Secondo il ministro «le attività del Consiglio di coordinamento mirano a prendere il potere statale, oltre a danneggiarne la sicurezza». Allo stesso tempo il ministro della difesa Viktor Khrenin dava l’ordine all’esercito di condurre delle esercitazioni tattiche su larga scala nella zona di Grodno, non lontano dalla frontiera polacca.

«Vediamo che oggi ci sono interferenze negli affari interni del nostro stato. Prevediamo lo sviluppo di varie opzioni. Sulla base di ciò, ho deciso di condurre una complessa esercitazione tattica con le truppe del comando operativo occidentale» ha affermato il ministro. Due mosse di Lukashenko per saggiare la forza di reazione del neo costituito «governo ombra» dell’opposizione, debole e incerto.
Ha chiesto un incontro con il ministero degli interni e la procura (senza ricevere alcuna risposta) e Maria Kolesnkova (moglie del candidato alle presidenziali in galera Victor Babariko) ha lanciato un appello video agli ufficiali dell’esercito perché passino con l’opposizione.

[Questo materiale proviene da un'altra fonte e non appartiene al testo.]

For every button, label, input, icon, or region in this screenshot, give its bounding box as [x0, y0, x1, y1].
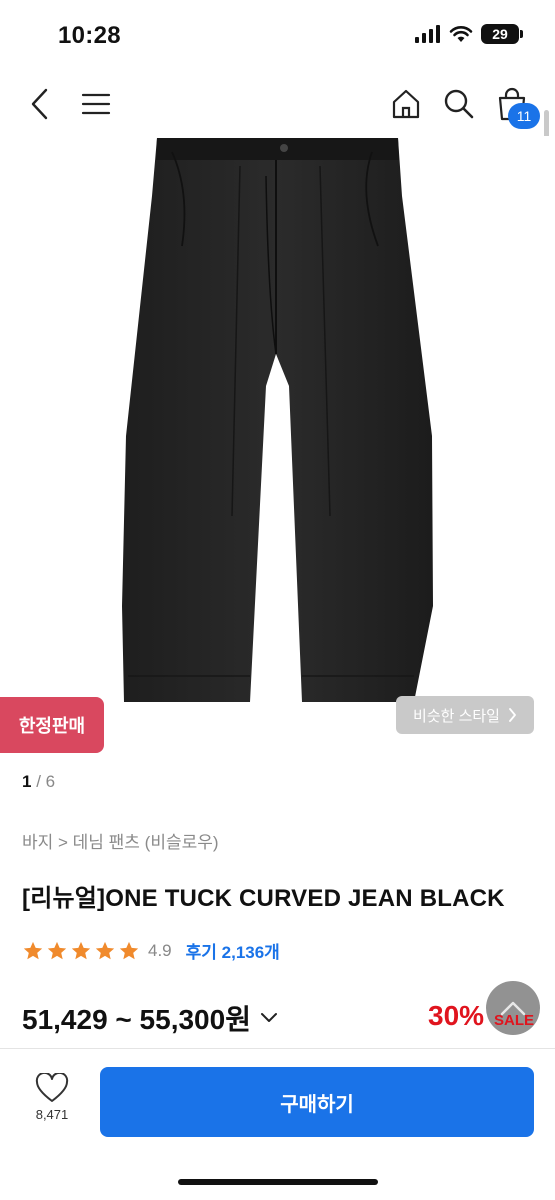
- wifi-icon: [449, 26, 473, 42]
- star-icon: [47, 941, 67, 959]
- star-icon: [71, 941, 91, 959]
- chevron-right-icon: [509, 708, 516, 722]
- sale-label: SALE: [494, 1012, 535, 1029]
- cellular-signal-icon: [415, 25, 440, 43]
- search-icon: [444, 89, 474, 119]
- pager-current: 1: [22, 772, 32, 791]
- search-button[interactable]: [437, 82, 481, 126]
- status-time: 10:28: [58, 22, 121, 49]
- cart-count-badge: 11: [508, 103, 540, 129]
- image-pager: 1 / 6: [22, 772, 55, 792]
- review-count-link[interactable]: 후기 2,136개: [186, 938, 280, 963]
- chevron-left-icon: [31, 88, 48, 120]
- bottom-action-bar: 8,471 구매하기: [0, 1048, 555, 1200]
- breadcrumb[interactable]: 바지 > 데님 팬츠 (비슬로우): [22, 828, 219, 853]
- similar-style-label: 비슷한 스타일: [413, 707, 500, 725]
- home-indicator: [178, 1179, 378, 1185]
- star-icon: [95, 941, 115, 959]
- product-title: [리뉴얼]ONE TUCK CURVED JEAN BLACK: [22, 885, 505, 912]
- battery-level: 29: [492, 26, 508, 42]
- home-icon: [392, 89, 420, 119]
- rating-value: 4.9: [148, 940, 172, 960]
- star-icon: [23, 941, 43, 959]
- pager-total: 6: [45, 772, 56, 791]
- star-rating: [22, 940, 140, 962]
- buy-button[interactable]: 구매하기: [100, 1067, 534, 1137]
- back-button[interactable]: [18, 82, 62, 126]
- hamburger-menu-icon: [81, 93, 111, 115]
- pants-image: [122, 138, 433, 702]
- status-icons: 29: [415, 24, 523, 44]
- price-row[interactable]: 51,429 ~ 55,300원: [22, 998, 279, 1038]
- nav-bar: [0, 72, 555, 136]
- similar-style-button[interactable]: 비슷한 스타일: [396, 696, 534, 734]
- price: 51,429 ~ 55,300원: [22, 1004, 251, 1035]
- status-bar: 10:28 29: [0, 0, 555, 72]
- limited-sale-badge: 한정판매: [0, 697, 104, 753]
- like-count: 8,471: [35, 1107, 69, 1122]
- chevron-down-icon: [260, 1013, 277, 1022]
- discount-rate: 30%: [428, 1000, 485, 1031]
- star-icon: [119, 941, 139, 959]
- heart-icon: [35, 1073, 69, 1102]
- product-image[interactable]: [0, 136, 555, 756]
- pager-separator: /: [36, 772, 41, 791]
- like-button[interactable]: 8,471: [22, 1073, 82, 1133]
- menu-button[interactable]: [74, 82, 118, 126]
- home-button[interactable]: [384, 82, 428, 126]
- battery-icon: 29: [481, 24, 523, 44]
- rating-row: 4.9 후기 2,136개: [22, 938, 280, 963]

Ma difficilmente parole come «diventiate eroi a fianco del popolo» potranno avere una qualche ricaduta su un corpo che ha fatto del legame con il capo dello Stato il motivo della sua stessa sussistenza. Significativa a tale proposito è stata ieri la pubblicazione di una registrazione audio di una riunione a porte chiuse del ministro della difesa Khrenin con i capi delle unità del ministero della difesa, dello Stato maggiore e delle Forze armate bielorusse.

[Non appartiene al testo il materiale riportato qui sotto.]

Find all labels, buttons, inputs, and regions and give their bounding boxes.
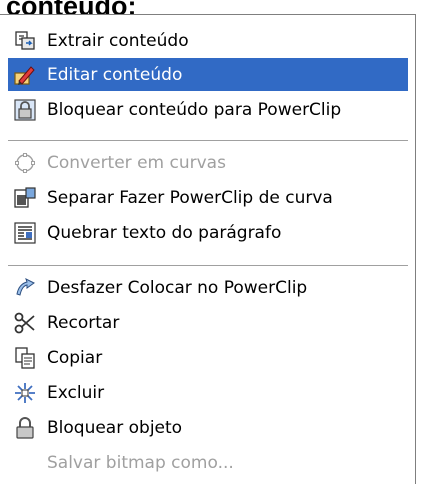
menu-item-label: Recortar — [47, 312, 120, 333]
menu-item-wrap-paragraph-text[interactable]: Quebrar texto do parágrafo — [8, 216, 408, 249]
scissors-icon — [13, 311, 37, 335]
menu-item-copy[interactable]: Copiar — [8, 341, 408, 374]
menu-item-label: Converter em curvas — [47, 152, 226, 173]
undo-icon — [13, 276, 37, 300]
menu-item-label: Separar Fazer PowerClip de curva — [47, 187, 333, 208]
menu-item-label: Quebrar texto do parágrafo — [47, 222, 282, 243]
delete-icon — [13, 381, 37, 405]
paragraph-wrap-icon — [13, 221, 37, 245]
convert-to-curves-icon — [13, 151, 37, 175]
menu-item-label: Bloquear conteúdo para PowerClip — [47, 99, 342, 120]
menu-item-label: Desfazer Colocar no PowerClip — [47, 277, 308, 298]
empty-icon-slot — [13, 451, 37, 475]
menu-item-save-bitmap-as[interactable]: Salvar bitmap como... — [8, 446, 408, 479]
menu-item-separate-powerclip[interactable]: Separar Fazer PowerClip de curva — [8, 181, 408, 214]
menu-item-label: Extrair conteúdo — [47, 30, 189, 51]
menu-item-delete[interactable]: Excluir — [8, 376, 408, 409]
separate-powerclip-icon — [13, 186, 37, 210]
menu-separator — [8, 140, 408, 142]
lock-content-icon — [13, 98, 37, 122]
menu-item-undo-place-powerclip[interactable]: Desfazer Colocar no PowerClip — [8, 271, 408, 304]
menu-item-lock-content-powerclip[interactable]: Bloquear conteúdo para PowerClip — [8, 93, 408, 126]
menu-item-label: Excluir — [47, 382, 105, 403]
copy-icon — [13, 346, 37, 370]
context-menu: Extrair conteúdo Editar conteúdo Bloquea… — [0, 14, 416, 484]
menu-item-cut[interactable]: Recortar — [8, 306, 408, 339]
menu-item-label: Salvar bitmap como... — [47, 452, 234, 473]
menu-item-label: Copiar — [47, 347, 103, 368]
edit-content-icon — [13, 63, 37, 87]
menu-item-edit-content[interactable]: Editar conteúdo — [8, 58, 408, 91]
extract-content-icon — [13, 29, 37, 53]
menu-item-extract-content[interactable]: Extrair conteúdo — [8, 24, 408, 57]
menu-item-lock-object[interactable]: Bloquear objeto — [8, 411, 408, 444]
menu-separator — [8, 265, 408, 267]
menu-item-label: Editar conteúdo — [47, 64, 183, 85]
menu-item-convert-to-curves[interactable]: Converter em curvas — [8, 146, 408, 179]
menu-item-label: Bloquear objeto — [47, 417, 183, 438]
lock-icon — [13, 416, 37, 440]
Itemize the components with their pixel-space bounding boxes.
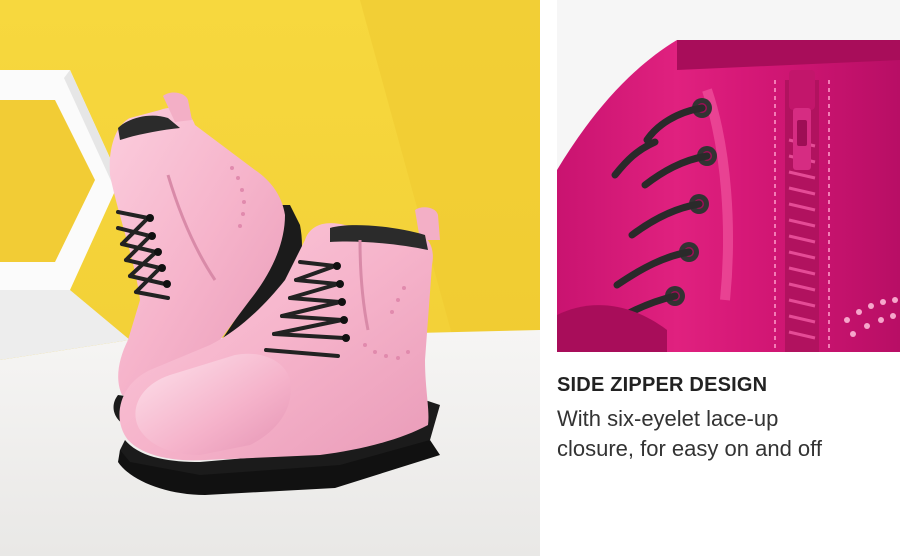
feature-caption: SIDE ZIPPER DESIGN With six-eyelet lace-… [557,372,887,464]
zipper-closeup-photo [557,0,900,352]
feature-description-line-2: closure, for easy on and off [557,436,822,461]
feature-title: SIDE ZIPPER DESIGN [557,374,768,396]
product-feature-panel: SIDE ZIPPER DESIGN With six-eyelet lace-… [0,0,900,556]
feature-description: With six-eyelet lace-up closure, for eas… [557,404,887,464]
feature-description-line-1: With six-eyelet lace-up [557,406,779,431]
boots-pair-photo [0,0,540,556]
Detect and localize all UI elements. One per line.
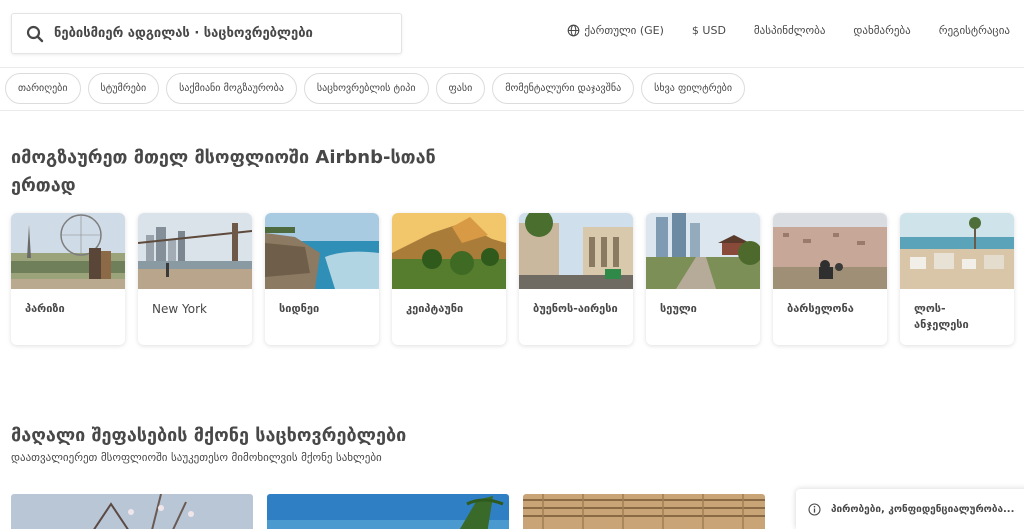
search-icon [26,25,44,43]
divider [0,110,1024,111]
header-nav: ქართული (GE) $ USD მასპინძლობა დახმარება… [567,24,1010,37]
search-placeholder: ნებისმიერ ადგილას · საცხოვრებლები [54,26,313,41]
city-image-buenos-aires [519,213,633,289]
filter-more[interactable]: სხვა ფილტრები [641,73,746,104]
filter-guests[interactable]: სტუმრები [87,73,160,104]
city-name: კეიპტაუნი [406,302,464,315]
city-image-seoul [646,213,760,289]
section-subtitle: დაათვალიერეთ მსოფლიოში საუკეთესო მიმოხილ… [11,451,382,464]
host-link[interactable]: მასპინძლობა [754,24,826,37]
policy-banner[interactable]: პირობები, კონფიდენციალურობა... [796,489,1024,529]
city-card-barcelona[interactable]: ბარსელონა [773,213,887,345]
language-selector[interactable]: ქართული (GE) [567,24,664,37]
filter-work-trip[interactable]: საქმიანი მოგზაურობა [166,73,297,104]
section-title-top-rated: მაღალი შეფასების მქონე საცხოვრებლები [11,425,407,446]
section-title-explore: იმოგზაურეთ მთელ მსოფლიოში Airbnb-სთან ერ… [11,147,436,196]
filter-dates[interactable]: თარიღები [5,73,81,104]
city-card-sydney[interactable]: სიდნეი [265,213,379,345]
city-name: New York [152,302,207,316]
city-name: ლოს-ანჯელესი [914,302,969,331]
filter-instant-book[interactable]: მომენტალური დაჯავშნა [492,73,635,104]
city-card-new-york[interactable]: New York [138,213,252,345]
globe-icon [567,24,580,37]
top-header: ნებისმიერ ადგილას · საცხოვრებლები ქართულ… [0,0,1024,68]
city-card-seoul[interactable]: სეული [646,213,760,345]
city-image-new-york [138,213,252,289]
city-image-cape-town [392,213,506,289]
language-label: ქართული (GE) [584,24,664,37]
city-image-barcelona [773,213,887,289]
city-image-paris [11,213,125,289]
city-cards: პარიზი New York სიდნეი კეიპტაუნი ბუენოს-… [11,213,1024,345]
listing-photo[interactable] [523,494,765,529]
listing-photo[interactable] [11,494,253,529]
city-card-buenos-aires[interactable]: ბუენოს-აირესი [519,213,633,345]
city-card-paris[interactable]: პარიზი [11,213,125,345]
signup-link[interactable]: რეგისტრაცია [939,24,1010,37]
listing-photo[interactable] [267,494,509,529]
policy-text: პირობები, კონფიდენციალურობა... [831,503,1015,515]
help-link[interactable]: დახმარება [853,24,910,37]
search-input[interactable]: ნებისმიერ ადგილას · საცხოვრებლები [11,13,402,54]
city-name: პარიზი [25,302,65,315]
city-card-los-angeles[interactable]: ლოს-ანჯელესი [900,213,1014,345]
filter-price[interactable]: ფასი [435,73,486,104]
top-rated-photos [11,494,779,529]
city-name: სეული [660,302,697,315]
currency-selector[interactable]: $ USD [692,24,726,37]
info-icon [808,502,821,516]
city-name: ბარსელონა [787,302,854,315]
city-name: ბუენოს-აირესი [533,302,618,315]
filter-bar: თარიღები სტუმრები საქმიანი მოგზაურობა სა… [5,73,752,104]
city-card-cape-town[interactable]: კეიპტაუნი [392,213,506,345]
city-image-los-angeles [900,213,1014,289]
city-image-sydney [265,213,379,289]
city-name: სიდნეი [279,302,320,315]
filter-home-type[interactable]: საცხოვრებლის ტიპი [303,73,429,104]
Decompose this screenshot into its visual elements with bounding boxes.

In questo audio Khrenin cerca di convincere i militari che dovranno eseguire qualsiasi ordine, anche criminale: «Questa donna (Tikhanovskaya) ci chiama a tradire, a infrangere la legge,a non eseguire gli ordini. Criminali o non criminali che siano gli ordini vanno eseguiti, siamo militari». E aggiunge: «Forse entreremo in una guerra civile, il prezzo della vita umana perde ogni giorno il suo valore…Chi dubita, è meglio se ne vada adesso». Tykahnovskaya dal suo rifugio lituano invece non è riuscita a far altro che a partorire il topolino della richiesta all’Estonia di portare la vicenda bielorussa all’attenzione dell’Onu, dimostrando ancora una volta che le qualità di leader politico non si inventano.

La stessa opposizione che scende in piazza resta «fai da te», senza una direzione autorevole e legata alle spontanee ondate emotive. A Grodno, non lontano dal confine polacco, l’altro ieri sera la manifestazione seppur molto affollata, ha assunto le tinte del secessionismo: «Polonia! Polonia!» ha iniziato a gridare la folla. Si tratta della dimostrazione di come, venendo a mancare uno sbocco politico, un movimento democratico possa assumere contorni non meno reazionari del potere che combatte.

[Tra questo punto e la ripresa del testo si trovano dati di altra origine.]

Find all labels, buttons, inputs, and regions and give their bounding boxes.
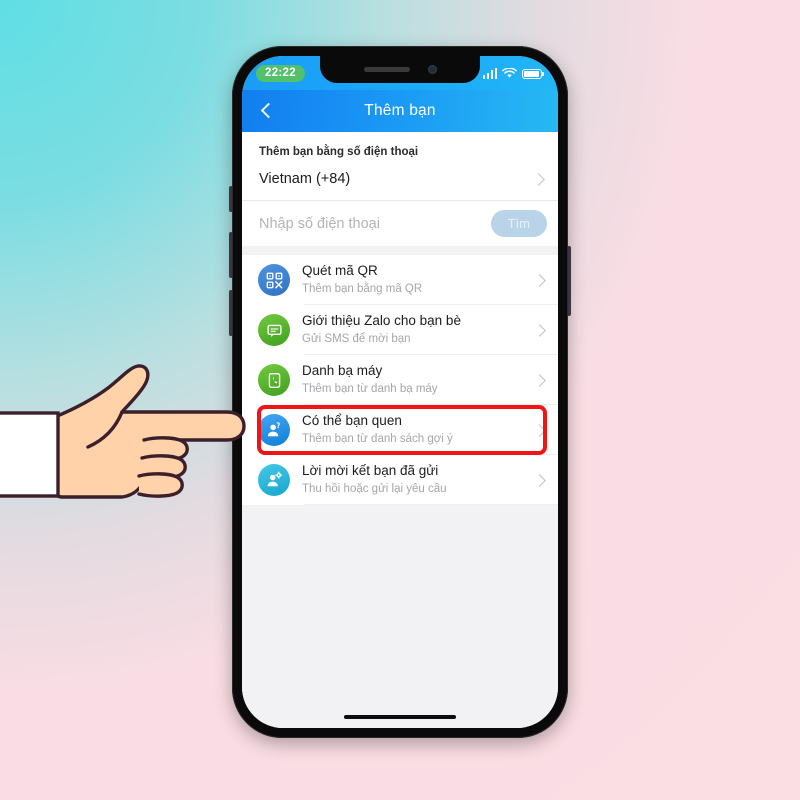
sleeve-cuff xyxy=(0,411,60,498)
list-item-subtitle: Gửi SMS để mời bạn xyxy=(302,333,411,346)
device-notch xyxy=(320,56,480,83)
list-item-quet-ma-qr[interactable]: Quét mã QR Thêm bạn bằng mã QR xyxy=(242,255,558,305)
list-item-title: Có thể bạn quen xyxy=(302,413,402,429)
list-item-text: Có thể bạn quen Thêm bạn từ danh sách gợ… xyxy=(302,412,535,448)
screen-content: Thêm bạn bằng số điện thoại Vietnam (+84… xyxy=(242,132,558,728)
status-bar-time: 22:22 xyxy=(256,64,305,82)
phone-number-input[interactable] xyxy=(259,215,491,232)
country-name: Vietnam (+84) xyxy=(259,171,351,187)
list-item-text: Quét mã QR Thêm bạn bằng mã QR xyxy=(302,262,535,298)
section-label: Thêm bạn bằng số điện thoại xyxy=(259,146,419,158)
home-indicator xyxy=(344,715,456,719)
chevron-right-icon xyxy=(533,273,546,287)
phone-input-row: Tìm xyxy=(242,200,558,246)
add-friend-options-list: Quét mã QR Thêm bạn bằng mã QR Giới thiệ… xyxy=(242,255,558,505)
chevron-right-icon xyxy=(533,373,546,387)
list-item-text: Danh bạ máy Thêm bạn từ danh bạ máy xyxy=(302,362,535,398)
list-item-title: Giới thiệu Zalo cho bạn bè xyxy=(302,313,461,329)
chevron-right-icon xyxy=(533,323,546,337)
app-header: Thêm bạn xyxy=(242,90,558,132)
page-title: Thêm bạn xyxy=(364,102,436,119)
row-separator xyxy=(304,504,558,505)
list-item-danh-ba-may[interactable]: Danh bạ máy Thêm bạn từ danh bạ máy xyxy=(242,355,558,405)
earpiece-speaker-icon xyxy=(363,67,410,72)
front-camera-icon xyxy=(427,65,437,74)
list-item-subtitle: Thêm bạn từ danh bạ máy xyxy=(302,383,438,396)
volume-up-button[interactable] xyxy=(229,232,233,278)
pointing-hand-icon xyxy=(0,364,246,499)
phone-screen: 22:22 Thêm bạn Thêm bạn bằng số điện tho… xyxy=(242,56,558,728)
list-item-title: Quét mã QR xyxy=(302,263,378,279)
list-item-text: Lời mời kết bạn đã gửi Thu hồi hoặc gửi … xyxy=(302,462,535,498)
list-item-title: Lời mời kết bạn đã gửi xyxy=(302,463,439,479)
find-button[interactable]: Tìm xyxy=(490,210,547,237)
list-item-subtitle: Thu hồi hoặc gửi lại yêu cầu xyxy=(302,483,447,496)
back-chevron-icon[interactable] xyxy=(256,100,278,122)
list-item-gioi-thieu-zalo[interactable]: Giới thiệu Zalo cho bạn bè Gửi SMS để mờ… xyxy=(242,305,558,355)
chevron-right-icon xyxy=(532,172,545,186)
list-item-co-the-ban-quen[interactable]: Có thể bạn quen Thêm bạn từ danh sách gợ… xyxy=(242,405,558,455)
list-item-loi-moi-ket-ban[interactable]: Lời mời kết bạn đã gửi Thu hồi hoặc gửi … xyxy=(242,455,558,505)
battery-icon xyxy=(522,68,542,79)
chevron-right-icon xyxy=(533,473,546,487)
list-item-text: Giới thiệu Zalo cho bạn bè Gửi SMS để mờ… xyxy=(302,312,535,348)
silent-switch[interactable] xyxy=(229,186,233,212)
qr-code-icon xyxy=(258,264,290,296)
volume-down-button[interactable] xyxy=(229,290,233,336)
sms-message-icon xyxy=(258,314,290,346)
country-selector-row[interactable]: Vietnam (+84) xyxy=(242,168,558,200)
wifi-icon xyxy=(502,67,517,78)
phone-device-frame: 22:22 Thêm bạn Thêm bạn bằng số điện tho… xyxy=(229,46,571,738)
list-item-title: Danh bạ máy xyxy=(302,363,383,379)
add-by-phone-section: Thêm bạn bằng số điện thoại Vietnam (+84… xyxy=(242,132,558,246)
list-item-subtitle: Thêm bạn từ danh sách gợi ý xyxy=(302,433,453,446)
chevron-right-icon xyxy=(533,423,546,437)
status-bar-icons xyxy=(482,67,542,79)
list-item-subtitle: Thêm bạn bằng mã QR xyxy=(302,283,423,296)
power-button[interactable] xyxy=(567,246,571,316)
cellular-signal-icon xyxy=(482,67,497,79)
section-divider xyxy=(242,246,558,255)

I numeri nelle piazze sono sempre a favore delle opposizioni, ma le manifestazioni a favore del presidente in carica – seppur telecomandate dalle amministrazioni – ci sono state anche a ieri, la più importante a Brest. In serata il popolo bianco-rosso ha riempito di nuovo la piazza dell’Indipendenza dove ha sede il governo e si è appellato ai lavoratori gridando «fabbriche, bravi!» cosciente che solo dalla classe operaia può venire un cambio deciso dei rapporti e dopo aver saputo che il presidente del comitato di sciopero della Maz, Evgeny Bokhvalov, era stato arrestato.

Ma il movimento degli scioperi è per ora in stand-by: si stanno raccogliendo firme, si preannunciano fermate, si fanno assemblee ma la paura sembra che nei reparti faccia Novanta.